Aktualisiert 25.06.2009 22:39

Confed CupBrasilien dank Traumtor im Final

Joker Dani Alves hat den Topfavoriten Brasilien mit einem Traumtor ins Finale des Confederations Cups geschossen.

Der Rechtsverteidiger vom Champions-League-Sieger FC Barcelona verwandelte gegen den couragiert auftrumpfenden WM-Gastgeber Südafrika in der 88. Minute einen Freistoss von der Strafraumgrenze zum insgesamt schmeichelhaften 1:0 (0:0)-Erfolg. Erst sechs Minuten zuvor war Alves eingewechselt worden. Der Rekord-Weltmeister und Titelverteidiger Brasilien darf damit am Sonntag im Final gegen die USA in Johannesburg vom dritten Confed-Cup-Titel nach 1997 und 2005 träumen.
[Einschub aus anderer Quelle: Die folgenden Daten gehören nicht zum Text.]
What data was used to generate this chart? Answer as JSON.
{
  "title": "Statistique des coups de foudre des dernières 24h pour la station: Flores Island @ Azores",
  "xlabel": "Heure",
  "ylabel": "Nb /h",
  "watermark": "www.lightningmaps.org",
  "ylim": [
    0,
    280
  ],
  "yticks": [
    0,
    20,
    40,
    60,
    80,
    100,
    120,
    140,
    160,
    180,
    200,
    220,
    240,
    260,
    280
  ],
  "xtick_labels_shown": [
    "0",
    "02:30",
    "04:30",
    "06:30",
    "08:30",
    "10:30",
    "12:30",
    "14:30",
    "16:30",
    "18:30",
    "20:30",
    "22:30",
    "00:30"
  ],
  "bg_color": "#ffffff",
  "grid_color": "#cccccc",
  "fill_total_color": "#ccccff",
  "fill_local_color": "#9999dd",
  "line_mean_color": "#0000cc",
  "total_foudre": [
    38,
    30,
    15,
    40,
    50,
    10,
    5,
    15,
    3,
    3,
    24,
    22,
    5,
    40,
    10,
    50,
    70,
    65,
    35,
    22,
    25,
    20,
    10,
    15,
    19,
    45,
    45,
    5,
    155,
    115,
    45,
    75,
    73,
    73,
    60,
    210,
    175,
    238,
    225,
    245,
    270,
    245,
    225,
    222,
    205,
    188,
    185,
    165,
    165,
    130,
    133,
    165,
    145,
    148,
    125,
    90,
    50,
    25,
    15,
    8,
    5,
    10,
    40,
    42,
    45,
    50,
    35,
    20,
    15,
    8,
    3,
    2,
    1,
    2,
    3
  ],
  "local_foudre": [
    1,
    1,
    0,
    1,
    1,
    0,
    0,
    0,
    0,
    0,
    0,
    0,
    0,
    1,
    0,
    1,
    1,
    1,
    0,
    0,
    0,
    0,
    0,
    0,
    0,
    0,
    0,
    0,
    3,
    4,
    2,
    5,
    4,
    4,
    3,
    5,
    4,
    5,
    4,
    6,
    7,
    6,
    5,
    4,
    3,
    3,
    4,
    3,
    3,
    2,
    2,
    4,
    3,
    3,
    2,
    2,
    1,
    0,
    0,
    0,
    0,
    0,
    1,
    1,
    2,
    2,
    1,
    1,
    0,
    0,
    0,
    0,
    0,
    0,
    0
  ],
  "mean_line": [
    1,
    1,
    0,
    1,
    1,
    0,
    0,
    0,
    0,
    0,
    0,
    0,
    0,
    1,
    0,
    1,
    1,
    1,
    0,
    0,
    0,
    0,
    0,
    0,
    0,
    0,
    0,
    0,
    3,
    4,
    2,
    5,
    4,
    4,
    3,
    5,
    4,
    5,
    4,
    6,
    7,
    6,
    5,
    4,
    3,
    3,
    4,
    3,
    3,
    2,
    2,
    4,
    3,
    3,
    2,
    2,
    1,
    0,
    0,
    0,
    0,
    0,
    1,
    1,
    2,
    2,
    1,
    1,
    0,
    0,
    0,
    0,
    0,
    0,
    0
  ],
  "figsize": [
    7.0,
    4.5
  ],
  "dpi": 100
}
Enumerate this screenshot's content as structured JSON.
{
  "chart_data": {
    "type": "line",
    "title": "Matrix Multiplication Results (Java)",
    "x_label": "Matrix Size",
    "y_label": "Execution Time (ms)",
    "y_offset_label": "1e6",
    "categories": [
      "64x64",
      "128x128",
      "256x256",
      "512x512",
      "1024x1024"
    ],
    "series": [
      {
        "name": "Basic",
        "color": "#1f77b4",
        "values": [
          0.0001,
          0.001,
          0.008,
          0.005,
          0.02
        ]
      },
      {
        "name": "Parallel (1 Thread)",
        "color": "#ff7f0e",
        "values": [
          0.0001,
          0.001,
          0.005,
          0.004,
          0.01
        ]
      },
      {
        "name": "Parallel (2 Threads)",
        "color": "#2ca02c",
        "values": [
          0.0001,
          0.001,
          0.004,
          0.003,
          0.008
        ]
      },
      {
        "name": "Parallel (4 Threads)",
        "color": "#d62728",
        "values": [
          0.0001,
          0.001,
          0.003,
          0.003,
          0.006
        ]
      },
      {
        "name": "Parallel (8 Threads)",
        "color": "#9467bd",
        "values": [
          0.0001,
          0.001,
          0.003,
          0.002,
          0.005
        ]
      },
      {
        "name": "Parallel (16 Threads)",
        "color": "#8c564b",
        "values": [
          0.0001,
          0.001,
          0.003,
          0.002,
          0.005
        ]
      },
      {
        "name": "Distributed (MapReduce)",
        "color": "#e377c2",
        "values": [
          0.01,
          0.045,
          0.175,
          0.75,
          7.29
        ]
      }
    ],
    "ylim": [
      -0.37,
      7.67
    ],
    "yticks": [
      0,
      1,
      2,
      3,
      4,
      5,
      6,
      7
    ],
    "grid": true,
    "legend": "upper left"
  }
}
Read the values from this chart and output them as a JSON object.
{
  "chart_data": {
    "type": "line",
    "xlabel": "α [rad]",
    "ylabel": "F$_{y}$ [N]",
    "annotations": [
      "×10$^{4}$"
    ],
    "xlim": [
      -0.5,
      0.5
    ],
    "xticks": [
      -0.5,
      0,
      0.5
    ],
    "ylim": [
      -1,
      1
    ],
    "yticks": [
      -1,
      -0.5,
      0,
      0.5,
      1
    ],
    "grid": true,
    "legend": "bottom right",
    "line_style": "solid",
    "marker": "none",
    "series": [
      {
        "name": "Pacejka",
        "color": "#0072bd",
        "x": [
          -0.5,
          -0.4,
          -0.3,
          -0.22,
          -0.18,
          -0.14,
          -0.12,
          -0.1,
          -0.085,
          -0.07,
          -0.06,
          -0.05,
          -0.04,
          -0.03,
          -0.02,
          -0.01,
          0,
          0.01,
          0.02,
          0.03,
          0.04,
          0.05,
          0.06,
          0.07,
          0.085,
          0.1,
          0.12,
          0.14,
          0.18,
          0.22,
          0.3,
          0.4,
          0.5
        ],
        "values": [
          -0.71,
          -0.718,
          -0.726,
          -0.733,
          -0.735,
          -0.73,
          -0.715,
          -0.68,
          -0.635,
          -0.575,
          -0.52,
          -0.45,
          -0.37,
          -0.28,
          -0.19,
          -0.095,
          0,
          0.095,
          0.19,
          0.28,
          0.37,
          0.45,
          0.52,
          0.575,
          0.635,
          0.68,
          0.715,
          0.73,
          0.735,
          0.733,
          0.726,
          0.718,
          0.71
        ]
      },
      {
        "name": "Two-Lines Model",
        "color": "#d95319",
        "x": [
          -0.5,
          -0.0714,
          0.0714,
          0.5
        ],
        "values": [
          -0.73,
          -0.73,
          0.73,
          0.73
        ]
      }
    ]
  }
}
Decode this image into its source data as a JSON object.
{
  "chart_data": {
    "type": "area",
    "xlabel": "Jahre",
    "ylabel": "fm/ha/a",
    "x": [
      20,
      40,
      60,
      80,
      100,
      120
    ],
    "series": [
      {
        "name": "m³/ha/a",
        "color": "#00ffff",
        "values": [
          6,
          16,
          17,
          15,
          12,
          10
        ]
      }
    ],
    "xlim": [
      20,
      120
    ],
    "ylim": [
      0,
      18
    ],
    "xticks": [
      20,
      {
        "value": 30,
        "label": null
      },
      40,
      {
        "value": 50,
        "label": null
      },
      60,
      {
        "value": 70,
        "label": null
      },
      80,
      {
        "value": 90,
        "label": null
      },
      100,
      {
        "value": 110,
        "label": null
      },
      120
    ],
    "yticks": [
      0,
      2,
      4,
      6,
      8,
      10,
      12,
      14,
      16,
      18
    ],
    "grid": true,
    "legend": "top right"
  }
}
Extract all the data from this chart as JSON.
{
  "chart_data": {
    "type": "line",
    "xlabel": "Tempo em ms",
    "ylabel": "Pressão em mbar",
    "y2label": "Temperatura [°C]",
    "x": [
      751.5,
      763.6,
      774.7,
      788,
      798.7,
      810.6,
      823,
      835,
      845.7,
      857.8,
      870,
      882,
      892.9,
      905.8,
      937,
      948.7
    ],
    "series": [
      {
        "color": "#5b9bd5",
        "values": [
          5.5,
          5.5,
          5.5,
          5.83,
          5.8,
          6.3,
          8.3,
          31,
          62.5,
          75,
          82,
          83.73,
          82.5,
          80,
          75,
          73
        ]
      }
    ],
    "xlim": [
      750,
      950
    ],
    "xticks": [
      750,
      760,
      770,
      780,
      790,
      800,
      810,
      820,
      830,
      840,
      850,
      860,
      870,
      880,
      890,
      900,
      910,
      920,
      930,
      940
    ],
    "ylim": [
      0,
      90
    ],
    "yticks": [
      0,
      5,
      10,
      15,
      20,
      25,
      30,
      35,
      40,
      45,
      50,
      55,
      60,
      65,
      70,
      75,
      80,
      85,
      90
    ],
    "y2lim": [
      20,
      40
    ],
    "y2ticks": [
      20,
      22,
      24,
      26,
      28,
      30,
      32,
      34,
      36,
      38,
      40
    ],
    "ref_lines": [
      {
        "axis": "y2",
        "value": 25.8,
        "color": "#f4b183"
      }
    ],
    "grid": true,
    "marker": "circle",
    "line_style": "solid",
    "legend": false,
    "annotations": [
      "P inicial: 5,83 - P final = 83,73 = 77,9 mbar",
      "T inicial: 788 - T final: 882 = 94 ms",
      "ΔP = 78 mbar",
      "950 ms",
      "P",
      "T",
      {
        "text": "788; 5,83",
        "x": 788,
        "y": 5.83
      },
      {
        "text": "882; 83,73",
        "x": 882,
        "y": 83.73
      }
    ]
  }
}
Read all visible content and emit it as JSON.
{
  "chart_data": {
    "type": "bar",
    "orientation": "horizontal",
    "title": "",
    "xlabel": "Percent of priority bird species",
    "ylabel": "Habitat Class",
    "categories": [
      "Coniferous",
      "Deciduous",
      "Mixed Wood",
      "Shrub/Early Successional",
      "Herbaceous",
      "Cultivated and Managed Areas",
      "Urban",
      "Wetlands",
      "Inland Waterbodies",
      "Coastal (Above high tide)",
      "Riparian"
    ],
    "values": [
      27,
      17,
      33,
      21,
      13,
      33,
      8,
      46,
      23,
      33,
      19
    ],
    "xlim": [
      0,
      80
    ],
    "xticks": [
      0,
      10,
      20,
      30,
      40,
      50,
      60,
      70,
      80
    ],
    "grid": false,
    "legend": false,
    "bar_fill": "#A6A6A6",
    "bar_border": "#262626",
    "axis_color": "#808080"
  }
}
Vor rund 48 000 Zuschauern im Ellis Park in Johannesburg war die Selecao von einer Gala-Vorstellung wie noch beim 3:0 gegen Weltmeister Italien aber meilenweit entfernt. Wer von einer einseitigen Angelegenheit zugunsten der Brasilianer ausgegangen war, sah sich getäuscht. Die Gastgeber boten mit einem leidenschaftlichen Auftritt den Brasilianern überraschend Paroli und weckten damit ein Jahr vor WM-Beginn grosse Hoffnungen im eigenen Land.

Denn bei widrigen Verhältnissen - im 1750 Meter hoch gelegenen Johannesburg lagen die Temperaturen knapp über dem Gefrierpunkt - präsentierten sich «Bafana Bafana» in der Defensive gut organisiert und suchten mit viel Herz und grossem läuferischen Aufwand selbst ihr Glück in der Offensive. So war das magische Trio Kaká, Robinho und Luis Fabiano lange Zeit abgemeldet.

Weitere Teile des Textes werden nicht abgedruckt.